State police forces would have benefited from improved working conditions and support
The Intelligence Bureau would have been freed from the supervisory control of the
Ministry of Home Affairs bureaucrats. Its new Multi-Agency Centre would have had
newly raised technical staff and sophisticated computer systems similar to those used by
Western intelligence organisations. Bar some progress on fencing India's borders and
despite a change of government, the implementation scorecard is zero.
But does the problem, in fact, even warrant the little attention it gets? It is possible to
argue otherwise. According to data published by the Loss Prevention Association, 80,118
people died in road accidents through India in the year 2000. In the same year, 2,063
civilians, 837 security force personnel, and 2,655 terrorists were killed across the country
- a grand total of 5,555 people. Given that an overwhelming majority of these fatalities
took place in a single State, Jammu and Kashmir, it is tempting to dismiss terrorism as a
peripheral problem and to assert that it simply does not justify the enormous financial,
military, economic, intellectual and media resources now committed to the problem.
Yet, two powerful arguments exist against this attitude. First, the existence of multiple
problems does not justify ignoring one or other.

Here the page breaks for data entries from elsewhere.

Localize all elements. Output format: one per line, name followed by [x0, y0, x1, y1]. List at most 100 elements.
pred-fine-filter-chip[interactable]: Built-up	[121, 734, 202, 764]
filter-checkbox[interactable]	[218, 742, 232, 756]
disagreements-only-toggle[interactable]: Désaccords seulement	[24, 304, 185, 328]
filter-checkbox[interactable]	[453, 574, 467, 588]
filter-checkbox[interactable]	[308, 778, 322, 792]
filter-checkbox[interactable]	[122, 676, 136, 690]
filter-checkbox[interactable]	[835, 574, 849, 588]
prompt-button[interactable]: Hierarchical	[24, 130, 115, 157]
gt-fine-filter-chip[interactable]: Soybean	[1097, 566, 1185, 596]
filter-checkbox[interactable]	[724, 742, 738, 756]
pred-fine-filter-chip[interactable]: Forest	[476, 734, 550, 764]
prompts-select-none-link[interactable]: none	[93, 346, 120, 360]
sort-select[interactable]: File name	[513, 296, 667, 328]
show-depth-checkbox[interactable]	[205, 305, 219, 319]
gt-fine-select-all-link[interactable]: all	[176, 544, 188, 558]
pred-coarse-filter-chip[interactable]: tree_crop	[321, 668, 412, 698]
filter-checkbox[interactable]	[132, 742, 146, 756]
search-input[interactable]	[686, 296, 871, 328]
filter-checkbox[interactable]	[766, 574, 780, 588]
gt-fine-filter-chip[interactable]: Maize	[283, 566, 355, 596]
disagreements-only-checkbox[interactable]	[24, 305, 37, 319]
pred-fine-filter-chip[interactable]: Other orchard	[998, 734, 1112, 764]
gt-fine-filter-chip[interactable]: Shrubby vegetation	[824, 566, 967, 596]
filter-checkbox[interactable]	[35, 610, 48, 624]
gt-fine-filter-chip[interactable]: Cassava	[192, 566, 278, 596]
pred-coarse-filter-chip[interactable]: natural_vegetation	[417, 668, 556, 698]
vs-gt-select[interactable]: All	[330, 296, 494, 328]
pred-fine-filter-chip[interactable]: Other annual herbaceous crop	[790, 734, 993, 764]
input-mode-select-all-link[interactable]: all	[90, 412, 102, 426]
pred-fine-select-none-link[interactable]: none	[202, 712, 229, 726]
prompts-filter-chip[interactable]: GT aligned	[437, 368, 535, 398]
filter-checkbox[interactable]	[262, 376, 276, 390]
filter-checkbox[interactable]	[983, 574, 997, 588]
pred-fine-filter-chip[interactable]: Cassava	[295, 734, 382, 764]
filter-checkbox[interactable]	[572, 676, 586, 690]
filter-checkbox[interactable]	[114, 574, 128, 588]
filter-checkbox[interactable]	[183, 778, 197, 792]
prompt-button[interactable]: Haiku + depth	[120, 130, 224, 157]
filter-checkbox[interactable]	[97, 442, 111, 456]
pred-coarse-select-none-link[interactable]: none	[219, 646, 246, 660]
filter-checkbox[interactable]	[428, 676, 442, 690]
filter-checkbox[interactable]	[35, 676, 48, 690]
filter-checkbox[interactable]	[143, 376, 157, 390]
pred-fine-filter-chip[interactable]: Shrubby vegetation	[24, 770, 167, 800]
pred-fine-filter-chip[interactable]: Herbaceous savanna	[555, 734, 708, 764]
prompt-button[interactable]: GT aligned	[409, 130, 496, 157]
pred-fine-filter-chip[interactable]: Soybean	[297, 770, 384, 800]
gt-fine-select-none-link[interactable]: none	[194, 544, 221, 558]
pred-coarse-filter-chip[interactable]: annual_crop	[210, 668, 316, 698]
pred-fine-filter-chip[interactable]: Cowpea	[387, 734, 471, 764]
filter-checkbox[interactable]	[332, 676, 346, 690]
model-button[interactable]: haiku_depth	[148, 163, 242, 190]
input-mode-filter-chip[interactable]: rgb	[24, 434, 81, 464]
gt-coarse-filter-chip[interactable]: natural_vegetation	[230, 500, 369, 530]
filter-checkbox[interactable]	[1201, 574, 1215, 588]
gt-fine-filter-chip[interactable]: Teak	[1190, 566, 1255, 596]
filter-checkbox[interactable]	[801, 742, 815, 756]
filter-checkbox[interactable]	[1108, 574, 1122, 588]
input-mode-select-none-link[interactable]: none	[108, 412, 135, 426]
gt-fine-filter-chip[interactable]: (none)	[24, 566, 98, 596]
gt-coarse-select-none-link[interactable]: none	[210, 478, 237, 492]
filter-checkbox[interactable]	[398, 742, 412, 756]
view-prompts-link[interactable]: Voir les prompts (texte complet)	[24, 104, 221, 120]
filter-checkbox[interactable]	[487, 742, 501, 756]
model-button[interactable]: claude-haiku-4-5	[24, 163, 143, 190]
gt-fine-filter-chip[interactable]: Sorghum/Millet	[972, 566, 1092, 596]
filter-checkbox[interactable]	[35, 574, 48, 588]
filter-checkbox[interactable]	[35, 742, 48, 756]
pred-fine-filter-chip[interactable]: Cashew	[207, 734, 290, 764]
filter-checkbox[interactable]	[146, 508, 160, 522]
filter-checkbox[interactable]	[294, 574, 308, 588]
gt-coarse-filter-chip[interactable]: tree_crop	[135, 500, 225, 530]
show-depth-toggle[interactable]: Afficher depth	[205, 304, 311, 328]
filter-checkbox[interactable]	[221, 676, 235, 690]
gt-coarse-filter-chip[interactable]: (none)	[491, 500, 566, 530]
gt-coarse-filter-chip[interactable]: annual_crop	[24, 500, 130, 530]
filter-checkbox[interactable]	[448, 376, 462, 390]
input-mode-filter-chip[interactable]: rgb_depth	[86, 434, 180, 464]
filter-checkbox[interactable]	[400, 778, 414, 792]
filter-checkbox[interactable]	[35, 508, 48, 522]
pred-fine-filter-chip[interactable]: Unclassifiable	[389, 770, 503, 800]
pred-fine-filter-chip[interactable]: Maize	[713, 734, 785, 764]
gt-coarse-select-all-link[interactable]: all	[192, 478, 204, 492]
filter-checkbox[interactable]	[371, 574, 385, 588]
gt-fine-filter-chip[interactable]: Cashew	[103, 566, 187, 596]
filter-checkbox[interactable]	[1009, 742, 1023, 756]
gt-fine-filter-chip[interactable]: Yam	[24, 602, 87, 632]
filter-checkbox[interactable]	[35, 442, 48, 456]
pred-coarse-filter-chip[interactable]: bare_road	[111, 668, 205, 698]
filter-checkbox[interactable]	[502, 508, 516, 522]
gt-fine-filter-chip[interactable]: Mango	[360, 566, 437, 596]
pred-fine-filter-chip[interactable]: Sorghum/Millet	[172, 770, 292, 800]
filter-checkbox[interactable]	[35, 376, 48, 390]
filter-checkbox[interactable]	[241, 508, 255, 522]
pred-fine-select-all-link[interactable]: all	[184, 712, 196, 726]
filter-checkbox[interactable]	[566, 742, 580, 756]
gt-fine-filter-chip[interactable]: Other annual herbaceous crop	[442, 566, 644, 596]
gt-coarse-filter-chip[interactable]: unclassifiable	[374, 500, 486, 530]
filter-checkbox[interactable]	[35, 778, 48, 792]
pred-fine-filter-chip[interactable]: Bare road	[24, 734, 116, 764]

The existence of a widespread problem
of car theft, for example, does not constitute a reason not to deal with the numerically
lower incidence of murder. Action to deal with India's dismal road-safety situation,
similarly, does not preclude vigorous state intervention to address the problem of Islamist
violence. Islamist terrorism, despite its small scale, holds out very real threats to India. It
has been ably used by Hindu fundamentalists, for example, both as a pretext for specific
incidents of communal violence and to legitimise their fascist agenda.
What is it that groups like the Lashkar actually want? In its own publications, the Lashkar
is remarkably clear: the destruction of a state it sees as a predatory Hindu-fundamentalist
entity, and the creation of a caliphate that would stretch from China to Spain. A paradox,
however, is notable. The Lashkar's total jehad is, by the standards of wars, remarkably
small-scale, at least outside of Jammu and Kashmir. Most victims of the recent Delhi
serial bombings, for example, died because of the accidental detonation of gas cylinders
in Sarojini Nagar market, not the small bombs themselves.